Although I really only had a few weeks to wait after IM until I left for CA, it seemed like an eternity. I spent the time with family and friends, who asked a million questions. I studied blogs and websites about the trail. I made trial runs with my gear (I’ll post a gear list later) I doubted my ability on some days. I wondered if I could really do some of the things required of me out there in the wild. Could I make the distance daily? Could I survive almost a month on nothing but dehydrated meals? Could I deal with the cold? The altitude? The heat? The animals? Could I seriously NOT shave my legs for 3 weeks? And mostly, could I honestly not shower for that long? And HOW could I possibly carry a WAG bag (waste alleviation and gelling bag) with my waste for the entire time after coming off of Mt Whitney? Thankfully, we ended up hiking in the opposite direction and this was unnecessary, praise God! Although, having to carry a cat-hole trowel and find a decent enough place to dig a hole and “do my business” wasn’t a piece of cake for me either. ALL of this was going to be a learning experience as this was my longest through hike. AND it was going to stretch my patience in ways I couldn’t imagine.
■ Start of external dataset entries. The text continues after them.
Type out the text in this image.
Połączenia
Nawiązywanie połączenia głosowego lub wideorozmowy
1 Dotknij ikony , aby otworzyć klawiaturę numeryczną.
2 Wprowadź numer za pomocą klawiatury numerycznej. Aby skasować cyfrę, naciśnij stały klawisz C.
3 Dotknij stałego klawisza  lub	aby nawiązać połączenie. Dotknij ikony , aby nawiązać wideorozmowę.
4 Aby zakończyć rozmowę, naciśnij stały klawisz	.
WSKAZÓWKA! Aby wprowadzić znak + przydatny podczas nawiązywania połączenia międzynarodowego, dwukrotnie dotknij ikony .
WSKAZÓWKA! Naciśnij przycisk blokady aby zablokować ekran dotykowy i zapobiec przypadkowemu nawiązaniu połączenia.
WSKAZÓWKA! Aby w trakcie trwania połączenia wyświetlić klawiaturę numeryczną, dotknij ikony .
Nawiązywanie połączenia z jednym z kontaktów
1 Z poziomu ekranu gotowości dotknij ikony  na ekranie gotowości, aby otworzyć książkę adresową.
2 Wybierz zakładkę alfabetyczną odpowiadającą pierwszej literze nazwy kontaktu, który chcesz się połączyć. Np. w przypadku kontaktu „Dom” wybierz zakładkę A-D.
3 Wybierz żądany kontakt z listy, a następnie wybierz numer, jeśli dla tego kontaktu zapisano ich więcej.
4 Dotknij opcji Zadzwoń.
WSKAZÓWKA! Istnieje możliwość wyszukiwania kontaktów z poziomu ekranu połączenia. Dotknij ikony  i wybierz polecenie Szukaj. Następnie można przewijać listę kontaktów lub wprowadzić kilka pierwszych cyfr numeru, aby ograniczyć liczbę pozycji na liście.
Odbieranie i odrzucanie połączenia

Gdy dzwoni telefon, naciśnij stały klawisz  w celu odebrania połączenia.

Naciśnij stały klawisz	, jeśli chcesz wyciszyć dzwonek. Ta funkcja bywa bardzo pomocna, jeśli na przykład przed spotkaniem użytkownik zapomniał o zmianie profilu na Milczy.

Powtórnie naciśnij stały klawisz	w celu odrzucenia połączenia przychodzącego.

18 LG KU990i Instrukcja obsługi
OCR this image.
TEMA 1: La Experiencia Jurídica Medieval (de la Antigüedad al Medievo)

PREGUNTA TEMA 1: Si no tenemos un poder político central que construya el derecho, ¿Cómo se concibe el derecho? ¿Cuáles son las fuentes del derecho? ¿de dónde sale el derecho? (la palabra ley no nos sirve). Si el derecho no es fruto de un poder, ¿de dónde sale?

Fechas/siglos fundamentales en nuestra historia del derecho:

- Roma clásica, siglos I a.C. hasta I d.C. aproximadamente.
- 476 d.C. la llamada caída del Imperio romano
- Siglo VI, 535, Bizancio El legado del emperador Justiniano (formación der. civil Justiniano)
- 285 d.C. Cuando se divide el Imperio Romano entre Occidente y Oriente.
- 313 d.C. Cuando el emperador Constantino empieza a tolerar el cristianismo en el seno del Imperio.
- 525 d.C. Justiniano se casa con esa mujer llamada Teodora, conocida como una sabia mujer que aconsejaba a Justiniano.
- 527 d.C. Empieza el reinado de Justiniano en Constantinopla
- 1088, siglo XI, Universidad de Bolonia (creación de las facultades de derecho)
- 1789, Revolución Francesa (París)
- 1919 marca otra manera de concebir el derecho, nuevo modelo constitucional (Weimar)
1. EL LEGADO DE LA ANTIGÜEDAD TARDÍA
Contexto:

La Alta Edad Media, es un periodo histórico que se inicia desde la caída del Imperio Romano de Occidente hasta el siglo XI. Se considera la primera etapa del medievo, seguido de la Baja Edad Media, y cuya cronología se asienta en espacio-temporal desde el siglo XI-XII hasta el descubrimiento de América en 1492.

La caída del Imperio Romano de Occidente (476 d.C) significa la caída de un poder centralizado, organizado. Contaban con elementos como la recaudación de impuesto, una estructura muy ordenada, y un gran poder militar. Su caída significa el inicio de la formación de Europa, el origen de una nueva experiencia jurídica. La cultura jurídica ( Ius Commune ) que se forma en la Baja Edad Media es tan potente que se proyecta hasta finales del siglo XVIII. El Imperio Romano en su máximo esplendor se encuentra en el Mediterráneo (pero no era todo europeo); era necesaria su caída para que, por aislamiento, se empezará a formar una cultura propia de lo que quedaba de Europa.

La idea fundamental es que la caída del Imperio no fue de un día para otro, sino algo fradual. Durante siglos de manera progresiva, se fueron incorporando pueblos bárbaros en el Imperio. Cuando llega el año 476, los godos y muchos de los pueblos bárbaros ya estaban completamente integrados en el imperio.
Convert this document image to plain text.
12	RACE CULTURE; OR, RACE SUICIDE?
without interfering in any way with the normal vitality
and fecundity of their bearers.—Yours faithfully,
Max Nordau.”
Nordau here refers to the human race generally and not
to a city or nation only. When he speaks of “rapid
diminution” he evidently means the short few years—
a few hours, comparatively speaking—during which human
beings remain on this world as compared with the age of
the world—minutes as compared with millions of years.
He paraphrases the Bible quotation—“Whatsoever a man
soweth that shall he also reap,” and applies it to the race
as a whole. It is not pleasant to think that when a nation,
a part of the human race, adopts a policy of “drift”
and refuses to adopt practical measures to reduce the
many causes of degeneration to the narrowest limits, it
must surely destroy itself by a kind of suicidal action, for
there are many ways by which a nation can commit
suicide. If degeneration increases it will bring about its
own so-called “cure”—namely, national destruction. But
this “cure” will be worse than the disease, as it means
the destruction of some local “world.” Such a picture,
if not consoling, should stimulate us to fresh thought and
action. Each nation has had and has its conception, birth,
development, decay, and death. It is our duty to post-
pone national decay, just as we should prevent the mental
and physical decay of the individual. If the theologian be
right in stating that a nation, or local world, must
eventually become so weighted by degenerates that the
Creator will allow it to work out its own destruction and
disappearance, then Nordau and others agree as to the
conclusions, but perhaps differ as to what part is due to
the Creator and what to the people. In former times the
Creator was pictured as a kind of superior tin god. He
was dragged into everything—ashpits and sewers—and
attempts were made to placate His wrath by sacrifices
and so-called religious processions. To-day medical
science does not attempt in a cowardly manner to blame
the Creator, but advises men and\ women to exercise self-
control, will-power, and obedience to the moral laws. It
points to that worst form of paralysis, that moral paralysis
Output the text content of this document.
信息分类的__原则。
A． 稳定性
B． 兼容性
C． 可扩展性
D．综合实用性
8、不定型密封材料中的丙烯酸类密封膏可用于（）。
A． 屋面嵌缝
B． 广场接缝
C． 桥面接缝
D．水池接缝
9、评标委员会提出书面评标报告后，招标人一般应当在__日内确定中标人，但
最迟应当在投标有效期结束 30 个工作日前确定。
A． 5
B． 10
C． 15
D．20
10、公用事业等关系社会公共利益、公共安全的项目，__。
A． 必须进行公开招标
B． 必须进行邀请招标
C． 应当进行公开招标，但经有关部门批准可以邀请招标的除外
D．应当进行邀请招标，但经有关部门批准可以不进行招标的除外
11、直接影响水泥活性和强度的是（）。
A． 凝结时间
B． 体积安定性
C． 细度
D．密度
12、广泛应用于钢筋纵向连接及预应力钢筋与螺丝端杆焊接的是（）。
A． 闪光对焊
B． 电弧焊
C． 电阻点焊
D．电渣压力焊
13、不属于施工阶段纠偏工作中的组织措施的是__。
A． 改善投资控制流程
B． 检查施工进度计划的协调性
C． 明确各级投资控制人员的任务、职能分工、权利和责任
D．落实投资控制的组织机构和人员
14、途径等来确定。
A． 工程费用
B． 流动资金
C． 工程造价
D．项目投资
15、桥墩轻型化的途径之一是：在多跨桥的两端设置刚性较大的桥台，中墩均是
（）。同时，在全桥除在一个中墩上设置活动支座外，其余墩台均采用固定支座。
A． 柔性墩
Have you ever felt like you’ve been in a place where you’ve lost and found yourself? Where every fiber of your being seems to dismantle, peel away and come completely undone only to have the most beautiful restoration happen? To unravel to be delivered? This…this is my John Muir journey. It’s amazing that God had to get me alone and into the wild to do that type of work on me. That Ive allowed myself to get so busy at times, too busy, to sit and pay attention. That I had to be so far removed from my normal day to day life, and SO challenged, crying an agony a few days, to hear His still small voice. That he had to take me off the grid, in the middle of nowhere in the wilderness to find me. He’s always been there. He’s never left me. BUT I’ve allowed the business and the clamor of life to pull me off track. It was as beautiful as it was brutal and a journey of losing myself to find His love at an even deeper level than I could ever imagine.